Saber aguardar e esperar no atual contexto de sofrimento que a todos nos toca torna-se assim fundamental para estarmos prontos quando a porta se abrir. Não deixa de ser interessante o significado de uma porta que só se abre pelo lado de fora. Ou seja, a novidade é nos trazida e concedida. Cabe-nos tão só acolhê-la. Verdadeiramente a relação de Deus com toda a humanidade na qual nos incluímos sustenta-se na graça de Deus que vem a nós por Amor. Assim foi e é cada Natal que celebramos. Nada depende de nós e no mistério da noite a luz de Belém revela a presença de Deus entre nós. A porta subitamente abre-se …… Neste sentido, Bonhoeffer escreveu: «a celebração do Advento é possível apenas àqueles que se assumem pobres e imperfeitos, e que buscam algo grandioso que há de vir».
No Salmo 90 há pouco recitado elevamos a Deus uma prece: «Ensina-nos a compreender a brevidade da nossa vida, de modo alcançarmos a sabedoria». Também no mesmo Salmo e para acentuar a brevidade e o mistério da vida o salmista refere: «mil anos são para ti como o dia de ontem que passou, como a vigília da noite». Na sabedoria presente nesta oração somos confrontados com a necessidade de assumir cada dia com intensidade, buscando o essencial que sempre se nos oferece, seja em contexto de liberdade ou não.

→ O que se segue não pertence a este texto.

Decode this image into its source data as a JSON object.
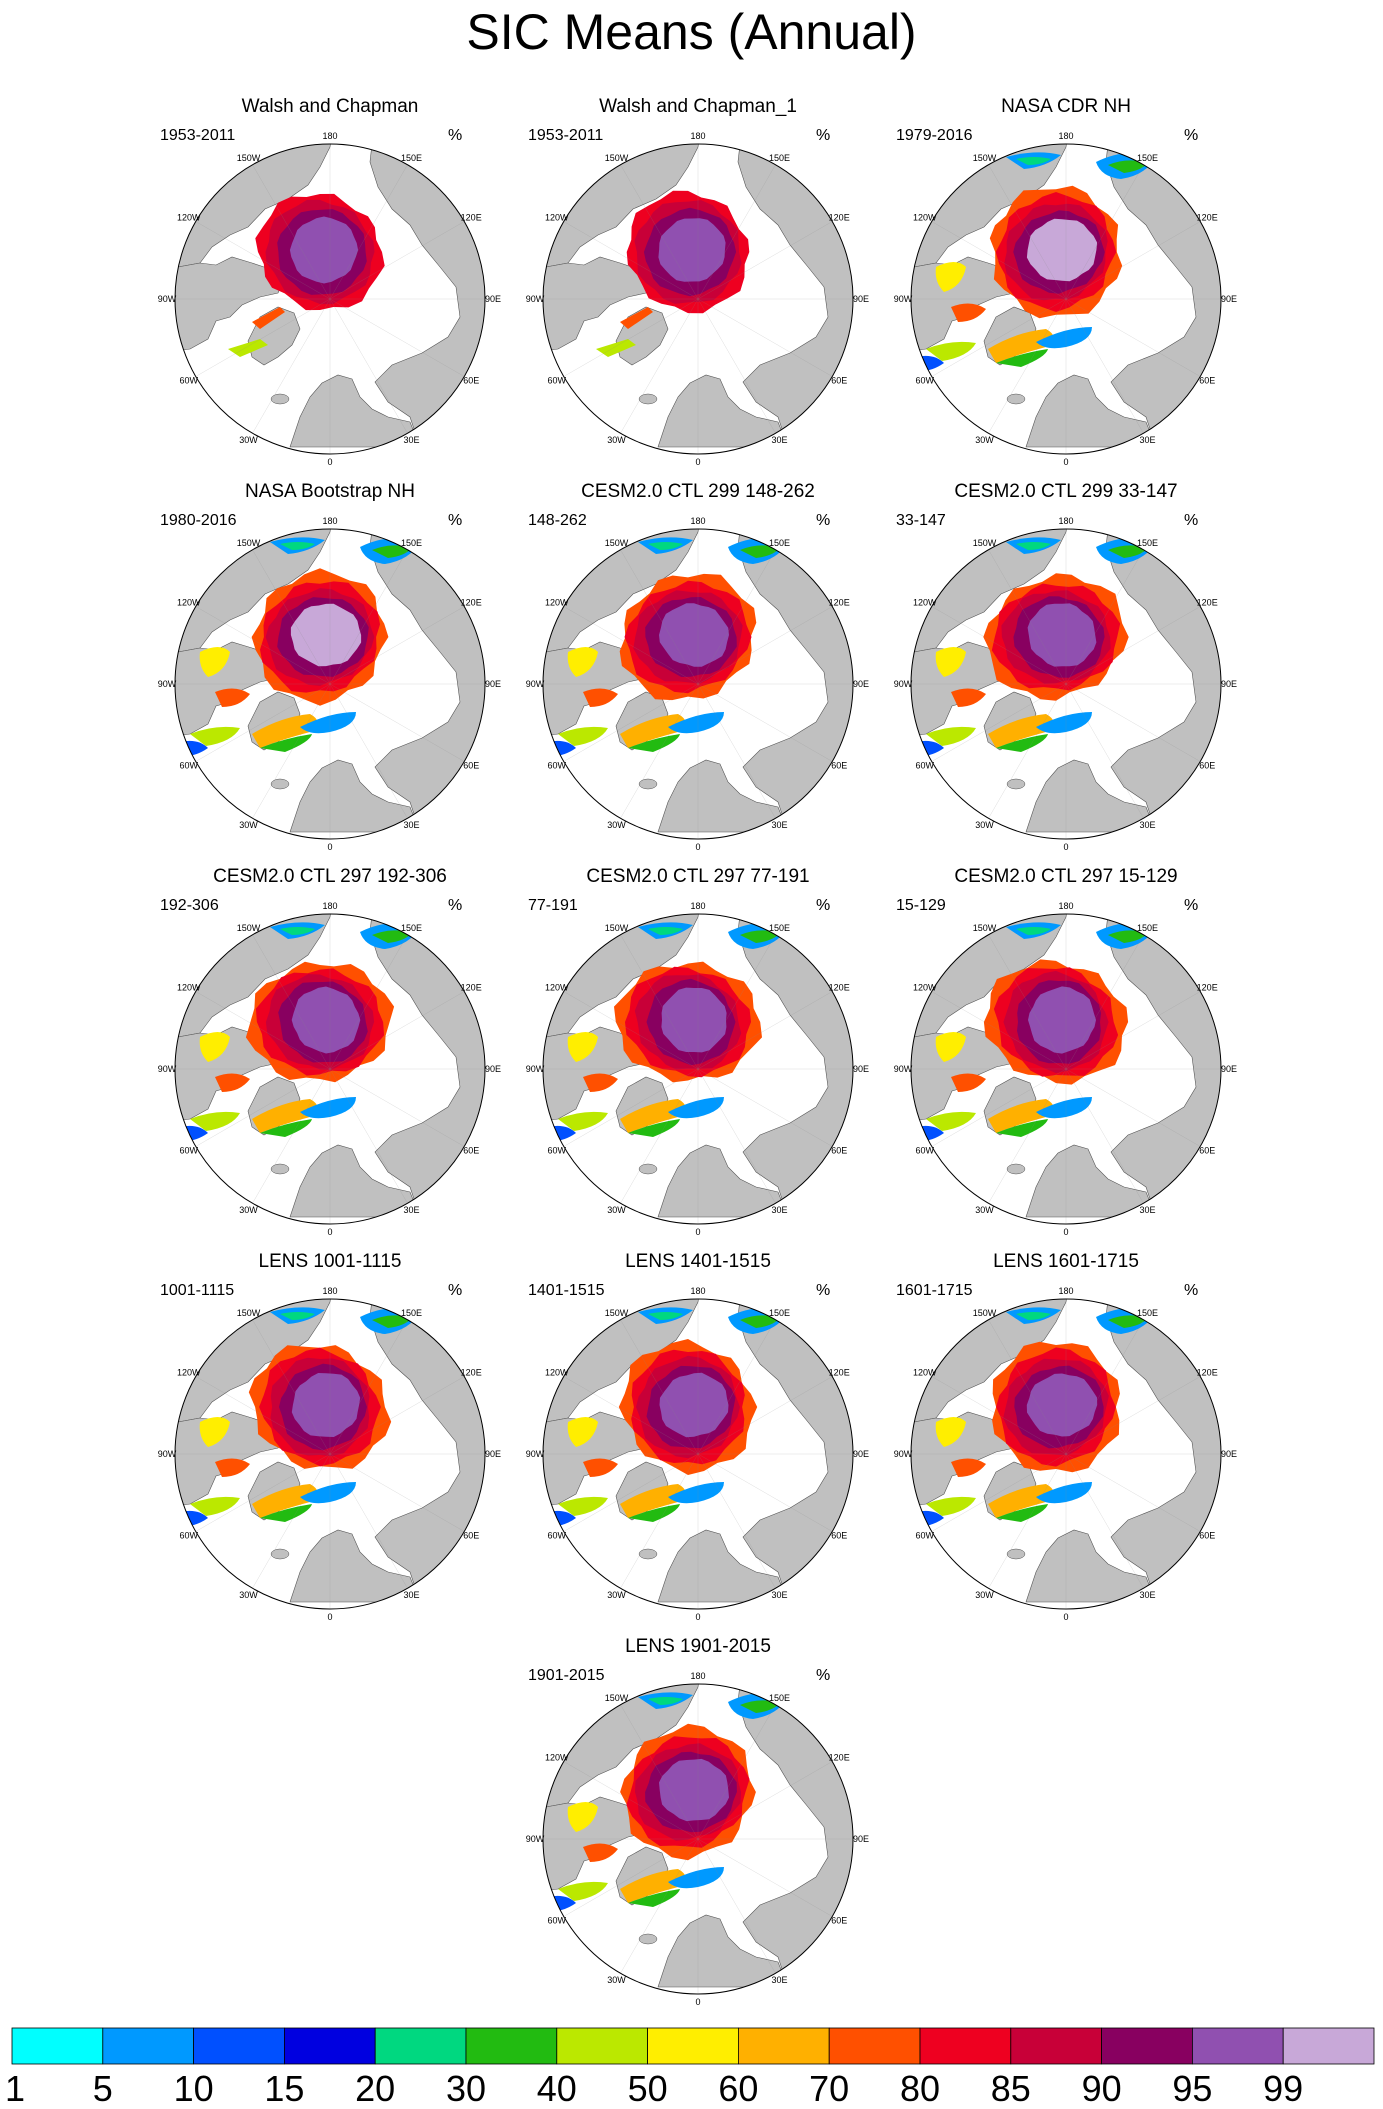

Ou seja, assumir a realidade presente não deixando de esperar as realidades futuras e definitivas que Deus desde já nos preparou. Para Bonhoeffer e durante o Advento, aprendemos a viver com estas duas realidades concorrentes entre si : já fomos salvos e libertos e no entanto a nossa libertação definitiva ainda está para vir.
O Tempo do Advento é, pois, este tempo de Vigília que quando bem assumida nos prepara desde já para a abertura de tudo aquilo que em nós tem que ser libertado.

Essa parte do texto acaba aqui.